Hundreds of protesters took to the streets following a three-day strike by private water distributors recently. The water distributors are reported to have gone on strike in an attempt to force the government to alleviate the high road tax enforced on their water tankers, according to reports.
The angry protesters are reported to have set fire on car tyres and blocked the roads. According to witness reports, the demonstrations also led to the death of one person.
During the protests, the demonstrators were reportedly met with live ammunition from the Special Police Unit (SPU) and Rapid Reaction Unit (RRU), who were allegedly dispatched early that morning. As a result of the shots, at least three civilians were wounded, according to reports.
Meanwhile, Ali Mohamed, Somaliland’s Interior Minister, has said the government would respond to the public demand. He revealed that a committee consisting of representatives from the finance ministry, interior ministry, and water trucks would evaluate the extent of the complaint and water scarcity.
It is alleged that the road tax bill, which was recently approved by the parliament has forced the water suppliers to halt water provision to the Hargeisa residents. The Somaliland parliament approved the disputed tax bill following several amendments and disputes among members.
The Interior Minister pointed out that water shortage was a concern for every citizen. He further stated that tax payment was obligatory. The Minister reminded the residents of the recently renovated roads whose completion necessitated tax money from the citizens.
The protesting tank owners allegedly concurred that the government had recently eased road conditions in different regions where water is drawn. However, the tank owners asserted that they have no problem paying their usual taxes. However, they say the new tax approved by parliament has been a burden on their businesses.
Observers say the unprecedented move by the Hargesia distributors is likely to result in unhygienic standards in the city. The private distributors, who supply water to about 70 % of Hargeisa residents, assert that the cost of operations is untenable due to the recent increase in road taxes.
During a press briefing, Mr. Abdilahi, the distributors’ spokesperson, maintained that the tank owners would not offer services until the government rescinds the imposition of the new taxes. The spokesperson also stated that they had initially contacted the authorities prior to going on strike however; they failed to reach an agreement.

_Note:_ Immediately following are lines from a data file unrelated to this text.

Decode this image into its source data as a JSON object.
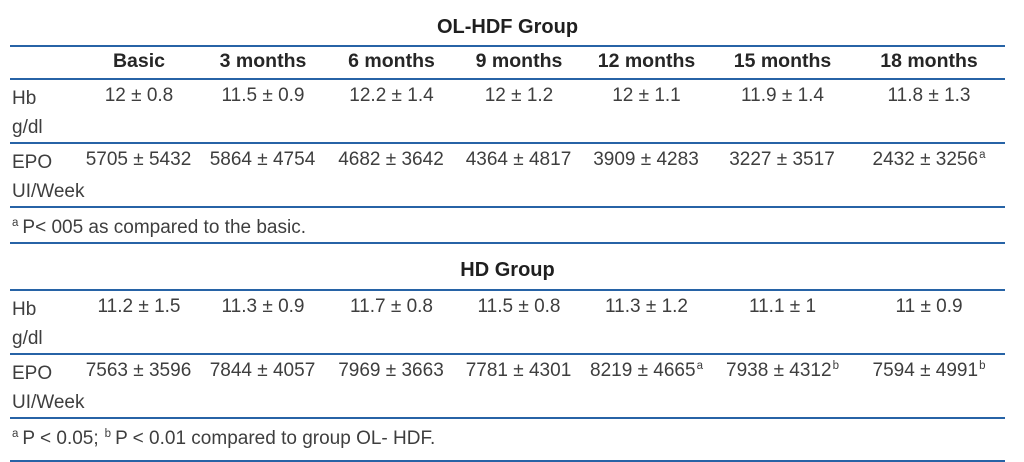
{
  "colors": {
    "rule_line": "#2763a6",
    "body_text": "#3e3e3e",
    "heading_text": "#1f1f1f"
  },
  "table1": {
    "title": "OL-HDF Group",
    "headers": [
      "Basic",
      "3 months",
      "6 months",
      "9 months",
      "12 months",
      "15 months",
      "18 months"
    ],
    "rows": [
      {
        "label": "Hb",
        "unit": "g/dl",
        "values": [
          "12 ± 0.8",
          "11.5 ± 0.9",
          "12.2 ± 1.4",
          "12 ± 1.2",
          "12 ± 1.1",
          "11.9 ± 1.4",
          "11.8 ± 1.3"
        ],
        "sups": [
          "",
          "",
          "",
          "",
          "",
          "",
          ""
        ]
      },
      {
        "label": "EPO",
        "unit": "UI/Week",
        "values": [
          "5705 ± 5432",
          "5864 ± 4754",
          "4682 ± 3642",
          "4364 ± 4817",
          "3909 ± 4283",
          "3227 ± 3517",
          "2432 ± 3256"
        ],
        "sups": [
          "",
          "",
          "",
          "",
          "",
          "",
          "a"
        ]
      }
    ],
    "footnote": {
      "sup1": "a",
      "text1": "P< 005 as compared to the basic."
    }
  },
  "table2": {
    "title": "HD Group",
    "rows": [
      {
        "label": "Hb",
        "unit": "g/dl",
        "values": [
          "11.2 ± 1.5",
          "11.3 ± 0.9",
          "11.7 ± 0.8",
          "11.5 ± 0.8",
          "11.3 ± 1.2",
          "11.1 ± 1",
          "11 ± 0.9"
        ],
        "sups": [
          "",
          "",
          "",
          "",
          "",
          "",
          ""
        ]
      },
      {
        "label": "EPO",
        "unit": "UI/Week",
        "values": [
          "7563 ± 3596",
          "7844 ± 4057",
          "7969 ± 3663",
          "7781 ± 4301",
          "8219 ± 4665",
          "7938 ± 4312",
          "7594 ± 4991"
        ],
        "sups": [
          "",
          "",
          "",
          "",
          "a",
          "b",
          "b"
        ]
      }
    ],
    "footnote": {
      "sup1": "a",
      "text1": "P < 0.05;",
      "sup2": "b",
      "text2": "P < 0.01 compared to group OL- HDF."
    }
  }
}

Aside from households, those affected most by this move include the hospitality and construction industries. Meanwhile, service providers such as hospitals will be forced to increase patient fees in order to account for the anticipated exorbitant costs of availing water.
As the standoff between the government and the distributors continue, bottled water is said to become a precious commodity for many Hargeisa residents. Nevertheless, it is anticipated that relevant parties will reach an agreement following subsequent negotiations.
Photo: Hargeisa residents demonstrating.